Poliana estava desolada. Tinha a impressão de que seu castelo de cartass ruía. Quem diria que justo o mais grandioso e notável feito de seu reinado, a publicidade, iria acabar dando-lhe uma rasteira dessas. Tinha que admitir que falhara por excesso de confiança e por sua ânsia em causar boa impressão. As falsas impressões de Poliana agora cobravam o seu preço. E que preço! Primeiro o doloroso puxão de orelhas de Justiça. Uma vexatória reprimenda pública, para lembrar-lhe que muitas pedras ainda poderiam rolar sobre seu insípido reinado. Como diria a rainha mãe, a Escolhida: “quem atira a primeira pedra tem telhado de vidro”. Pois não é que a bizarra profecia se confirmou por aqui. O transparente telhado da rainha desabara sobre sua cabeça, expondo-a ao ridículo e colocando em risco sua adorada coroa. Seus encantadores bobos, normalmente lerdos e atrasados, surpreenderam Poliana pela agilidade com que contaram vantagem daquilo que, por certo, deveriam se envergonhar. Como de praxe, construíram ilusões sobre terreno arenoso. Toda balbúrdia e alarido de seus eufóricos bobos acordou Justiça, que por essas horas deveria estar gozando suas longas e costumeiras férias. Uma coisa merecia ser dita de seus bobos: eles sabiam de fato como enfurecer a habitualmente apática Justiça. Nunca antes na história desse reino, Justiça precisara trabalhar tanto!

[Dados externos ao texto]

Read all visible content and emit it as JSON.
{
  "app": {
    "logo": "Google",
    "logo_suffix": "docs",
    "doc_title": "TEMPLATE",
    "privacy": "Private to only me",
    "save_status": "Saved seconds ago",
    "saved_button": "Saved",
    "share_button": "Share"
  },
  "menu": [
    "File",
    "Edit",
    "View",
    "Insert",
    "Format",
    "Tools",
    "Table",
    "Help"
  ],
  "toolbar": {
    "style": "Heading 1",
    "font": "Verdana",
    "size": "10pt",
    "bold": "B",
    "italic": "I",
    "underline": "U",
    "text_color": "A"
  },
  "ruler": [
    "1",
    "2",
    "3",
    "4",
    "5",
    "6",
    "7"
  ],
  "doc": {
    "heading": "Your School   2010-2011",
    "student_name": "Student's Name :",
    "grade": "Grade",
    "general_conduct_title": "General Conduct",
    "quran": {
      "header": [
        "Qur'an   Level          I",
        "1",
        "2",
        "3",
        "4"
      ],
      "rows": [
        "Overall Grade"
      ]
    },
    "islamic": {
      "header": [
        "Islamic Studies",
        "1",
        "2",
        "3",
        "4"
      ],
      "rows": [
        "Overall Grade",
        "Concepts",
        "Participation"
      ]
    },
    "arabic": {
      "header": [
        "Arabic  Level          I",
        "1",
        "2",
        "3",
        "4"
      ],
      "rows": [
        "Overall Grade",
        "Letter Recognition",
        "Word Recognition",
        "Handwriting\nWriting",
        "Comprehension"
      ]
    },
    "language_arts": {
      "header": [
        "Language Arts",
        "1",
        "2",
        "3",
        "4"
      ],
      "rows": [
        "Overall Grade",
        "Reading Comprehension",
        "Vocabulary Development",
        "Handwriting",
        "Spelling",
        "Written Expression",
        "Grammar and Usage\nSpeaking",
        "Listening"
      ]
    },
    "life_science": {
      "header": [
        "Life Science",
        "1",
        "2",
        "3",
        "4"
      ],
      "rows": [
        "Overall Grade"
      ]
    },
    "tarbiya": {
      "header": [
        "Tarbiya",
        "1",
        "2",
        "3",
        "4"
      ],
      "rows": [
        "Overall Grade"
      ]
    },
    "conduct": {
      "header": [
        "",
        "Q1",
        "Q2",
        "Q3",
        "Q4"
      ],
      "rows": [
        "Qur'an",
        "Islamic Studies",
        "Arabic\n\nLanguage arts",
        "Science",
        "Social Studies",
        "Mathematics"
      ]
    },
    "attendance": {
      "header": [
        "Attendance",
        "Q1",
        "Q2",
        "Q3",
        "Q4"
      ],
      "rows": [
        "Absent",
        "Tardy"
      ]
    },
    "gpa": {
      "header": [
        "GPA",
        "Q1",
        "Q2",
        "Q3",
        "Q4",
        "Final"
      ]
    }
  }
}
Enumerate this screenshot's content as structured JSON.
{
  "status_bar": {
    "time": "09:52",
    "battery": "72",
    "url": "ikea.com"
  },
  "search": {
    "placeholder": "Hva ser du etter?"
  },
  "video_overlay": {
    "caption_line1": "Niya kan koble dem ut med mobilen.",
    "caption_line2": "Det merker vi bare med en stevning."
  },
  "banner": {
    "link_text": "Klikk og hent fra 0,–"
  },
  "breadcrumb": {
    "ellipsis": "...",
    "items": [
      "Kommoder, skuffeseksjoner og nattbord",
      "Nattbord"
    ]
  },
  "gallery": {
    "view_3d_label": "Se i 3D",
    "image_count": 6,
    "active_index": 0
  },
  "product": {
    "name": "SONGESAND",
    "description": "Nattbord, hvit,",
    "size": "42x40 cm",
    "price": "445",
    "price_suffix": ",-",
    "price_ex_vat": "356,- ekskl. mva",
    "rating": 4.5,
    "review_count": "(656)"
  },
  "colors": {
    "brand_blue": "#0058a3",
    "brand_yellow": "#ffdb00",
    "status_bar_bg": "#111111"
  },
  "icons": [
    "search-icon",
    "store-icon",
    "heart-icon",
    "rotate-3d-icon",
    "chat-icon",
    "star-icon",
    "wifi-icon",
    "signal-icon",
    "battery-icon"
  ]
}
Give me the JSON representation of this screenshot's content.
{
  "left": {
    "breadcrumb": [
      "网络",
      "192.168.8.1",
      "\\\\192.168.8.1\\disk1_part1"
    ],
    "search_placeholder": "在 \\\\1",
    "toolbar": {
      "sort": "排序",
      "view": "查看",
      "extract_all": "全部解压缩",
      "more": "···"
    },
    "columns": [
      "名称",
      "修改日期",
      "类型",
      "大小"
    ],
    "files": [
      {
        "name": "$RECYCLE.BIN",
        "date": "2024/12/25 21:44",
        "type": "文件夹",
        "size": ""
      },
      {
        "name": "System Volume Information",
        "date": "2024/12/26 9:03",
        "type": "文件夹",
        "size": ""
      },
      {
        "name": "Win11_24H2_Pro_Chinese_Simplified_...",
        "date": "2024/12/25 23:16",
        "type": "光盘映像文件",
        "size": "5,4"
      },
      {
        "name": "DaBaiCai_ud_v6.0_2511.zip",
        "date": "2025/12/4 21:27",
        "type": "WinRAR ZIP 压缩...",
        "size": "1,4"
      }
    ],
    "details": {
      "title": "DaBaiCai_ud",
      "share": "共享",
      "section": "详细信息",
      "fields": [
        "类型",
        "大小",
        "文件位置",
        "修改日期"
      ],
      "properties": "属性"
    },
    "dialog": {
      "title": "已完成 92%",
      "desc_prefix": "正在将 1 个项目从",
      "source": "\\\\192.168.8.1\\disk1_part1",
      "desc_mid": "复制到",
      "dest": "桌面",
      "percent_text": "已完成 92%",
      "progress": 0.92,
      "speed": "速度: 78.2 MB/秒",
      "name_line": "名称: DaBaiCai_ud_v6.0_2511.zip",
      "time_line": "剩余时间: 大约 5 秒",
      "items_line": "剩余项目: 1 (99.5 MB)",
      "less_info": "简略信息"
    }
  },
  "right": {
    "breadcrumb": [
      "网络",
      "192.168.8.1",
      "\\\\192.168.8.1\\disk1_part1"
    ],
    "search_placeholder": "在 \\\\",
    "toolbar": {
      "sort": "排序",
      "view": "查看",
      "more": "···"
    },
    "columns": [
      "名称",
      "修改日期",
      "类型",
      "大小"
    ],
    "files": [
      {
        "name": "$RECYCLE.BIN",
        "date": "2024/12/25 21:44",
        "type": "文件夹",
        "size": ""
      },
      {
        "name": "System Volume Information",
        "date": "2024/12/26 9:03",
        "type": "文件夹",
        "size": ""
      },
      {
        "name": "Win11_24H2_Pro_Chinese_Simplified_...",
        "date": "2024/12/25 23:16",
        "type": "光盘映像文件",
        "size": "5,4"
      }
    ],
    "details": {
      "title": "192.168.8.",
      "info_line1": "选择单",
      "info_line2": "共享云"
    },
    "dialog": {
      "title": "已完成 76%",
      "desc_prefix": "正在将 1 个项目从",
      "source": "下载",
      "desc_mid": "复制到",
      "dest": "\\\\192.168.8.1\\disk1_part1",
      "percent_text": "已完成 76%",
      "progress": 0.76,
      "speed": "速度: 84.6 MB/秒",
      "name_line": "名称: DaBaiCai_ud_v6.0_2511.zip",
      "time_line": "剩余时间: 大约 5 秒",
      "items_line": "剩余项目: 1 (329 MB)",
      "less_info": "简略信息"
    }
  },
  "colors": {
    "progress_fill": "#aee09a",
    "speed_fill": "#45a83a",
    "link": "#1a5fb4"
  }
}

Não bastasse esse duro golpe na já maculada imagem da rainha, novamente a falta de cores, e de decoro, veio assombrar sua alteza. Poliana não conseguia entender o que acontecia. Era senso comum entre seus companheiros de clã que além de cega, surda e muda, Justiça seria também retardada e um tanto caduca. Acreditando nisso, a rainha e sua vasta corte exageraram no descaramento. Poliana admitia agora que talvez tenha abusado da ousadia ao expor suas ilusões e pequenos desvios éticos em tão chamativos cartazzes e outdoors. O excesso de cores e brilhos acabara vencendo a miopia crônica de Justiça e despertara a inveja belicosa de Oposição. Era preciso mudar a estratégia. Pediria a seus queridos irmãos Grafite que diminuíssem ainda mais as tintas de seus banners para não chamarem tanto a atenção de seus desafetos. Precisaria ser mais cuidadosa no futuro. A ressabiada rainha teria de se acostumar com as novas regras ditadas pela carrancuda Justiça. E que falta lhe fazia a companhia constante de seus estimados amigos, os irmãos Grafite. Pobres Grafite!O carnaval costuma ser movimentado para eles. Devem estar sentindo falta do café com bolachas do palácio - suspira Poliana condoída. Mas era preciso reagir! Erguer a cabeça!“Posso não ter no momento uma boa carta na manga, mas sempre terei cartass no bolso!” – pensa a irretocável Poliana.